First and foremost, as she told Forbes, Alexander hasn't been approached by Warner Bros. to direct the film -- but she is a name that's been mentioned on wishlists online since WB announced its intention to hire a female director, and she makes it clear that she thinks someone else has already been offered the job anyway:

If she says yes, everybody will be very happy, including me. I don’t see at this point why anyone would say yes. There is huge pressure…. If [a female director] does fail, then all of a sudden it’s ‘All women suck at directing.’

She sort of has a point, although her comment is a bit extreme -- then again, the reaction could be extreme. Here's the thing: we all want the 'Wonder Woman' movie to be great, but the truth is that DC and WB's current vision/tone/direction for their films doesn't seem promising. So far we've only seen 'Man of Steel,' and it was a bit of a drag. The studio is intent on distancing themselves from Marvel, focusing on more serious films with little to no humor or fun. The mere concept of their entire slate of films sometimes seems exhausting rather than exciting.

It seems more likely that the 'Wonder Woman' movie would fail than the 'Captain Marvel' film, even if both were directed by women -- and not because they were directed by women, but because of the studios and creative systems behind them. And so the reaction that would follow ("All women suck at directing") if 'Wonder Woman' fails would be hugely detrimental, of course, and no female director wants that on her shoulders, so it depends on how you interpret Lexi Alexander's comments. I might not want to direct 'Wonder Woman,' either.

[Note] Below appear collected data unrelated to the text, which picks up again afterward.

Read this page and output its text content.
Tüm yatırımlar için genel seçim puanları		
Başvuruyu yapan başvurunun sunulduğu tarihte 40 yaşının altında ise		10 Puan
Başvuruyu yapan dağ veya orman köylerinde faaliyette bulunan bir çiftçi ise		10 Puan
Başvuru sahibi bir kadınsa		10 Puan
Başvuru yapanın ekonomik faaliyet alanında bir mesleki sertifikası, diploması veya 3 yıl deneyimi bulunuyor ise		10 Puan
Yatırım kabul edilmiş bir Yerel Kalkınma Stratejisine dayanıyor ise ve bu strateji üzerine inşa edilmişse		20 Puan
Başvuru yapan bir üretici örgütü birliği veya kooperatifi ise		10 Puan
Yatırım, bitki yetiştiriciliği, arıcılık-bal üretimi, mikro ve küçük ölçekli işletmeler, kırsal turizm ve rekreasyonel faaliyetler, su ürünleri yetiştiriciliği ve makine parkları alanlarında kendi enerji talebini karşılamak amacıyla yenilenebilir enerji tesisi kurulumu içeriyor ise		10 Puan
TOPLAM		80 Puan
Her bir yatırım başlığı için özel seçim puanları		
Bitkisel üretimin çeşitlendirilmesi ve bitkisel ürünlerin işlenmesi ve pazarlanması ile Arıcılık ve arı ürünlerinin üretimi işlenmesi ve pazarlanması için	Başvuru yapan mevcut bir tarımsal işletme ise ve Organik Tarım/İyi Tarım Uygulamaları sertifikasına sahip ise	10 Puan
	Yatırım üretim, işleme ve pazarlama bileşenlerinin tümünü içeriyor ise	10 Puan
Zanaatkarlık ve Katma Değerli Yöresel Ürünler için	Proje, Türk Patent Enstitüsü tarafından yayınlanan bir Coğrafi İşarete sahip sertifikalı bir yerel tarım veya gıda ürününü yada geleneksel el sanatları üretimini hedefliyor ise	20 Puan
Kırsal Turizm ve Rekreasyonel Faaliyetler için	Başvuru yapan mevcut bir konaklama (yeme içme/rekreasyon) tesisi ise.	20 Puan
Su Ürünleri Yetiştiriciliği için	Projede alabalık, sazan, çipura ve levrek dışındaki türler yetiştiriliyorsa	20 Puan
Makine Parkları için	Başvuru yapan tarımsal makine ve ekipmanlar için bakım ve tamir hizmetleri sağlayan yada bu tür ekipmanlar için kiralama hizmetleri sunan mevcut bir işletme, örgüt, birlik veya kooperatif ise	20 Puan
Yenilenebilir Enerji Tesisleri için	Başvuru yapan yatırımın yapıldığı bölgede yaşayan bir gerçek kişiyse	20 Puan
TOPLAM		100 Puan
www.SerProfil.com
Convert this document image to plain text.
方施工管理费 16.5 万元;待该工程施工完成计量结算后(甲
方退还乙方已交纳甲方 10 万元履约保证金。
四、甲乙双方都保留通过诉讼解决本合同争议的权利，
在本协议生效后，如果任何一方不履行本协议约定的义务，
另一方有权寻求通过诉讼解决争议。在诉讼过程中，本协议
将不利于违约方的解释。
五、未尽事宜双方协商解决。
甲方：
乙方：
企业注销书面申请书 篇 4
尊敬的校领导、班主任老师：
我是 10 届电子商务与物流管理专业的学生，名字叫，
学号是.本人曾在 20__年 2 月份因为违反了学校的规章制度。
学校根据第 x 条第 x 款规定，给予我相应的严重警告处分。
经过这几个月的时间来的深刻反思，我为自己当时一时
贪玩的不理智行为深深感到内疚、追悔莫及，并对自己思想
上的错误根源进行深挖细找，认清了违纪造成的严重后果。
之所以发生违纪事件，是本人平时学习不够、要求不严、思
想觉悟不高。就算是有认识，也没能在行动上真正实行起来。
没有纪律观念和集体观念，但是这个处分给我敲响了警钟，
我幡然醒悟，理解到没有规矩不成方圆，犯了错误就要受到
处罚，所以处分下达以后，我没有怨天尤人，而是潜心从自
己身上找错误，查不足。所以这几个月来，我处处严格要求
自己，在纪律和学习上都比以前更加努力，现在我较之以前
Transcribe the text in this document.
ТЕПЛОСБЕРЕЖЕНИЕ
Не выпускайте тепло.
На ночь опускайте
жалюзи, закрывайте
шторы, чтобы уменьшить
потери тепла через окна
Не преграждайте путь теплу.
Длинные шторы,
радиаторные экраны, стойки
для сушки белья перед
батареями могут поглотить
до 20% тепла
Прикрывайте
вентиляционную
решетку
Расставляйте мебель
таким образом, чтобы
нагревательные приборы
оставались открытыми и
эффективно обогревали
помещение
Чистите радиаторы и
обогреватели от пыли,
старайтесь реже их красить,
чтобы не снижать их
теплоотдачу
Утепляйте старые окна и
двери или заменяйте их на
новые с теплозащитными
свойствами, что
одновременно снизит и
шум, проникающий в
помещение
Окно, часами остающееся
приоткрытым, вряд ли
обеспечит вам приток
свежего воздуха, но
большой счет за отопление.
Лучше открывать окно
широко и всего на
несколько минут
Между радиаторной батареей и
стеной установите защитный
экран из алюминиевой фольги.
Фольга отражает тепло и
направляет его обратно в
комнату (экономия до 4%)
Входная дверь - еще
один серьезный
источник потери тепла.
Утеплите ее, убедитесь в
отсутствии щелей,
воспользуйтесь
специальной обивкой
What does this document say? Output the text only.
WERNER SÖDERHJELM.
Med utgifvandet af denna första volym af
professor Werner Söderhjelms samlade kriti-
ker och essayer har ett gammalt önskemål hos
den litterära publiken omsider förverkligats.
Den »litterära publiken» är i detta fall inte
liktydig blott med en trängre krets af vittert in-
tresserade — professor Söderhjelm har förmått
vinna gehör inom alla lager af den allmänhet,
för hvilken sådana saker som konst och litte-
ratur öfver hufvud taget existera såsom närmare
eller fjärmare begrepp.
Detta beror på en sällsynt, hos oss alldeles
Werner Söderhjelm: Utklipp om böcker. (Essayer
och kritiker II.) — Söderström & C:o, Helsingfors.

In an interview with Fast Company, Alexander further commented:

Imagine the weight on my shoulders. How many male superhero movies fail? So now, we finally get Wonder Woman with a female director; imagine if it fails. And you have no control over marketing, over budget. So without any control, you carry the f—ing weight of gender equality for both characters and women directors. No way.

There's been a hugely negative reaction to Alexander's comments online today, mostly because she spoke out without having been offered the job at all, but I think she raises an interesting and candid point about the pressures of being a female director -- and I don't think she could be criticized for being honest.